Level: Beginner (Foundations)
Tech Stack: Python · CSV · Clean Code Design
Source Code & Practice Files: View on GitHub


Welcome to Data Engineering!

If you are just starting out in data engineering, you might be overwhelmed by tools like PySpark, Airflow, Snowflake, or Databricks. But here’s a secret: you don’t need any of those to understand the fundamentals of data engineering.

Every enterprise data platform starts with one core concept: Ingestion. Before data can be analyzed, it must be loaded, cleaned, and verified.

In this project, we are going back to basics. I built a local Python batch processing pipeline—using just standard Python (no complex frameworks!)—that ingests a raw, messy CSV sales dataset, standardizes data types, removes duplicates, filters invalid records, and outputs a clean CSV file ready for downstream analysis.

Think of this as a teaching tool. I have provided the sample files and code so you can practice this yourself and understand the foundation!


Architecture & Data Flow

Even though we’re building this locally, the architecture mirrors what you’d see in an enterprise environment:

graph TD A["raw_sales.csv (Messy Data)"] --> B["Python Ingestion Script"] B --> C{"Validation & Cleaning Rules"} C -->|"Corrupt/Duplicate"| D["Rejected Records Counter"] C -->|"Clean/Validated"| E["cleaned_sales.csv (Ready for Analysis)"]

The pipeline operates row-by-row to minimize memory usage. This is crucial in data engineering: we only hold one record in memory at any given time, meaning this script could theoretically process massive files without crashing your computer!


How to Practice This Yourself

You can find all the files for this project in the projects-code folder on my GitHub.

  1. Download raw_sales.csv and ingest.py.
  2. Open the code and read through the functions.
  3. Run python ingest.py in your terminal.
  4. Try modifying raw_sales.csv to add your own messy data and see how the pipeline handles it!

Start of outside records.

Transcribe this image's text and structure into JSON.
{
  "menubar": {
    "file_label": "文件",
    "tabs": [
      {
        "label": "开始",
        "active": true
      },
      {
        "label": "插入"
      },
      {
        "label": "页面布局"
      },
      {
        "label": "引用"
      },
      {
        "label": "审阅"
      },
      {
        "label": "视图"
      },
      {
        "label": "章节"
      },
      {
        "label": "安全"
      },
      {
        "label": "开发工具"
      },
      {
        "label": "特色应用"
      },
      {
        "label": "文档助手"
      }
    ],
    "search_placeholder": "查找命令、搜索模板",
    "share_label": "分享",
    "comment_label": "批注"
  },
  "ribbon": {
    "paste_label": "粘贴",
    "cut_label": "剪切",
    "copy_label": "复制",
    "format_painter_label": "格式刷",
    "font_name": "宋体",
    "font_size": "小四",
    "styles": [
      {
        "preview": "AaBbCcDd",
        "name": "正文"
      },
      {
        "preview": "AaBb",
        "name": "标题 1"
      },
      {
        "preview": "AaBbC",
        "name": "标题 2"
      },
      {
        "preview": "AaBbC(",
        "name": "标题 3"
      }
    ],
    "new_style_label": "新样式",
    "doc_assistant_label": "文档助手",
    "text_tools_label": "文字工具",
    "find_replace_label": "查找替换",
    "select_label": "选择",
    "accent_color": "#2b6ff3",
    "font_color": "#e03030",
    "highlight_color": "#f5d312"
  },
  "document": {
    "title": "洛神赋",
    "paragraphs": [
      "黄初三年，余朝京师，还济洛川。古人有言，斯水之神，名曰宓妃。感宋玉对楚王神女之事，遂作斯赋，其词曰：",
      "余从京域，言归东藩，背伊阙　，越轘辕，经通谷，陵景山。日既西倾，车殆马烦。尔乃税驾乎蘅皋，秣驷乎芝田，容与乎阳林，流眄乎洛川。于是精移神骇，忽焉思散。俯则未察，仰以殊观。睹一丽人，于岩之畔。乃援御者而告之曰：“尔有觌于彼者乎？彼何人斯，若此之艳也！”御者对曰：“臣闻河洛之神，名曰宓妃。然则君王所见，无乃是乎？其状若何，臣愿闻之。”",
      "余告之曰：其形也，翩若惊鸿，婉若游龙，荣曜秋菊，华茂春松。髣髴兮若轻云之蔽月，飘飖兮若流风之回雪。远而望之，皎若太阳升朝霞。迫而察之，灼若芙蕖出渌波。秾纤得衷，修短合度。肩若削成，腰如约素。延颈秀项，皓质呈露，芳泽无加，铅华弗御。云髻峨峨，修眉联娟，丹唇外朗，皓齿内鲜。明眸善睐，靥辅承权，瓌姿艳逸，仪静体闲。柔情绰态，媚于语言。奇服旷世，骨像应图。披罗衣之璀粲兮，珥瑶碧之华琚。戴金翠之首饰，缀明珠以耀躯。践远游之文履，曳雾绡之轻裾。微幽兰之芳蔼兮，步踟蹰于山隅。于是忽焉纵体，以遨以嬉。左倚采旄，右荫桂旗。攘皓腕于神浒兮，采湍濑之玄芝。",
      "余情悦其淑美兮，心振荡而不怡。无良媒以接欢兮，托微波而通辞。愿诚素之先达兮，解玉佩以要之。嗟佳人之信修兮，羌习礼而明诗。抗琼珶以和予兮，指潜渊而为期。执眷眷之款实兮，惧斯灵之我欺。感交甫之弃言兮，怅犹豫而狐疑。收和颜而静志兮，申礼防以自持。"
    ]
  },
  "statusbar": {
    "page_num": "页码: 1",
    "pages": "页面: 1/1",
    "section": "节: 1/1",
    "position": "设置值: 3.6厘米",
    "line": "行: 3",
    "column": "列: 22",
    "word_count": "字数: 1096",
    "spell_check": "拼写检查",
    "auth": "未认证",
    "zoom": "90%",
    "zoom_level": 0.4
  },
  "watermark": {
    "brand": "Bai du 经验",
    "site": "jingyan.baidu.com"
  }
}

Key Engineering Challenges & Solutions

Here are the foundational problems we solve in this project:

1. Robust Type Parsing (Defensive Programming)

Raw text formats (like CSV) store all columns as strings. To perform math, we must convert values like " $14.50 " and "N/A" into float numbers or None without crashing the entire script.

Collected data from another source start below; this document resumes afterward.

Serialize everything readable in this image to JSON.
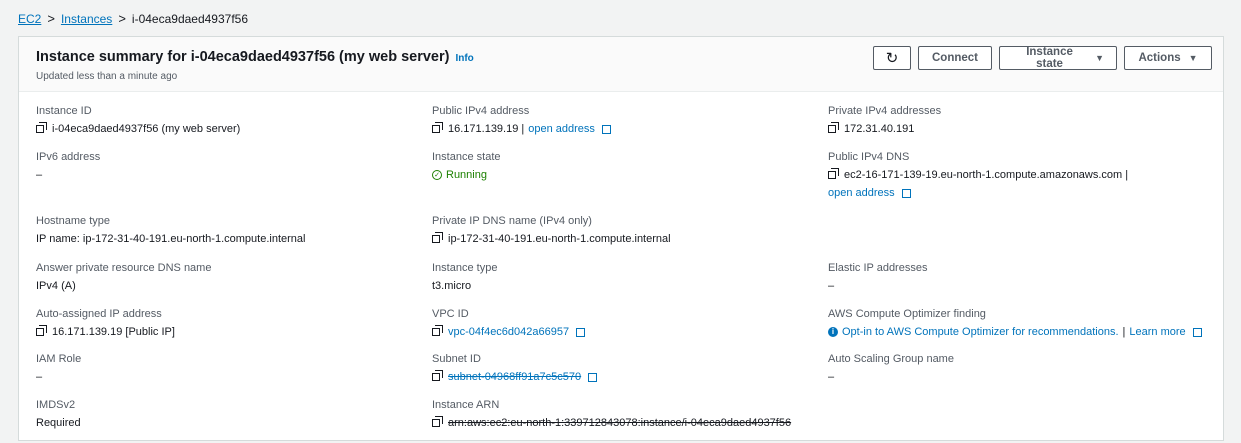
{
  "breadcrumb": {
    "items": [
      "EC2",
      "Instances"
    ],
    "separator": ">",
    "current": "i-04eca9daed4937f56"
  },
  "header": {
    "title": "Instance summary for i-04eca9daed4937f56 (my web server)",
    "info": "Info",
    "updated": "Updated less than a minute ago",
    "buttons": {
      "refresh": "↻",
      "connect": "Connect",
      "instance_state": "Instance state",
      "actions": "Actions",
      "caret": "▼"
    }
  },
  "fields": {
    "instance_id": {
      "label": "Instance ID",
      "value": "i-04eca9daed4937f56 (my web server)"
    },
    "public_ipv4": {
      "label": "Public IPv4 address",
      "value": "16.171.139.19 |",
      "link": "open address"
    },
    "private_ipv4": {
      "label": "Private IPv4 addresses",
      "value": "172.31.40.191"
    },
    "ipv6": {
      "label": "IPv6 address",
      "value": "–"
    },
    "instance_state": {
      "label": "Instance state",
      "value": "Running"
    },
    "public_dns": {
      "label": "Public IPv4 DNS",
      "value": "ec2-16-171-139-19.eu-north-1.compute.amazonaws.com |",
      "link": "open address"
    },
    "hostname_type": {
      "label": "Hostname type",
      "value": "IP name: ip-172-31-40-191.eu-north-1.compute.internal"
    },
    "private_dns": {
      "label": "Private IP DNS name (IPv4 only)",
      "value": "ip-172-31-40-191.eu-north-1.compute.internal"
    },
    "answer_dns": {
      "label": "Answer private resource DNS name",
      "value": "IPv4 (A)"
    },
    "instance_type": {
      "label": "Instance type",
      "value": "t3.micro"
    },
    "elastic_ip": {
      "label": "Elastic IP addresses",
      "value": "–"
    },
    "auto_ip": {
      "label": "Auto-assigned IP address",
      "value": "16.171.139.19 [Public IP]"
    },
    "vpc_id": {
      "label": "VPC ID",
      "value": "vpc-04f4ec6d042a66957"
    },
    "optimizer": {
      "label": "AWS Compute Optimizer finding",
      "value": "Opt-in to AWS Compute Optimizer for recommendations.",
      "sep": "|",
      "link": "Learn more"
    },
    "iam_role": {
      "label": "IAM Role",
      "value": "–"
    },
    "subnet_id": {
      "label": "Subnet ID",
      "value": "subnet-04968ff91a7c5c570"
    },
    "asg_name": {
      "label": "Auto Scaling Group name",
      "value": "–"
    },
    "imdsv2": {
      "label": "IMDSv2",
      "value": "Required"
    },
    "instance_arn": {
      "label": "Instance ARN",
      "value": "arn:aws:ec2:eu-north-1:339712843078:instance/i-04eca9daed4937f56"
    }
  },
  "colors": {
    "link": "#0073bb",
    "running": "#1d8102",
    "text": "#16191f",
    "label": "#545b64"
  }
}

I created type-safe helper functions that wrap conversions in try-except blocks:

def clean_price(price_str):
    if not price_str:
        return None
    # Strip spaces and dollar signs
    clean_str = price_str.strip().replace("$", "")
    try:
        return float(clean_str)
    except ValueError:
        return None

2. Multi-Format Date Standardisation

Dates in the raw source are often formatted inconsistently (e.g. YYYY-MM-DD and YYYY/MM/DD). We use a loop to check multiple configurations, converting all successful hits to the ISO standard YYYY-MM-DD:

def parse_date(date_str):
    if not date_str:
        return None
    clean_str = date_str.strip()
    for fmt in ["%Y-%m-%d", "%Y/%m/%d"]:
        try:
            return datetime.strptime(clean_str, fmt).strftime("%Y-%m-%d")
        except ValueError:
            continue
    return None

3. Hashed In-Memory Deduplication

Network retries often cause duplicate events. We use a Python set() of transaction IDs to check if a row was already processed. If it was present in the set, the record is skipped.

if txn_id in seen_transactions:
    rejected_duplicates += 1
    continue
seen_transactions.add(txn_id)

4. Metrics-Driven Ingestion Report

A silent failure is a data engineer’s worst nightmare! If data is missing, we need to know why. The script tracks the processing state of every single row, printing a detailed Pipeline Audit Report on completion:

--- Pipeline Audit Report ---
📥 Total Raw Records Processed: 12
📤 Cleaned Records Exported:    5
❌ Rejected Records Details:
   - Missing TXN ID:         1
   - Duplicates:             2
   - Invalid/Missing Date:   1
   - Invalid/Missing Price:  1
   - Invalid/Missing Qty:    1
   - Missing Product ID:     1
-----------------------------

Key Takeaways for Beginners

  1. Keep Raw Immutable: Raw files are never modified. Ingestion must always be repeatable. If you mess up, you can always delete cleaned_sales.csv and try again.
  2. Crash Prevention: Upstream formats cannot be trusted. Type casting must be protected by error-handling logic.
  3. Traceability: Auditing statistics must be logged so data engineering teams can track data health metrics over time.

Welcome to the world of Data Engineering!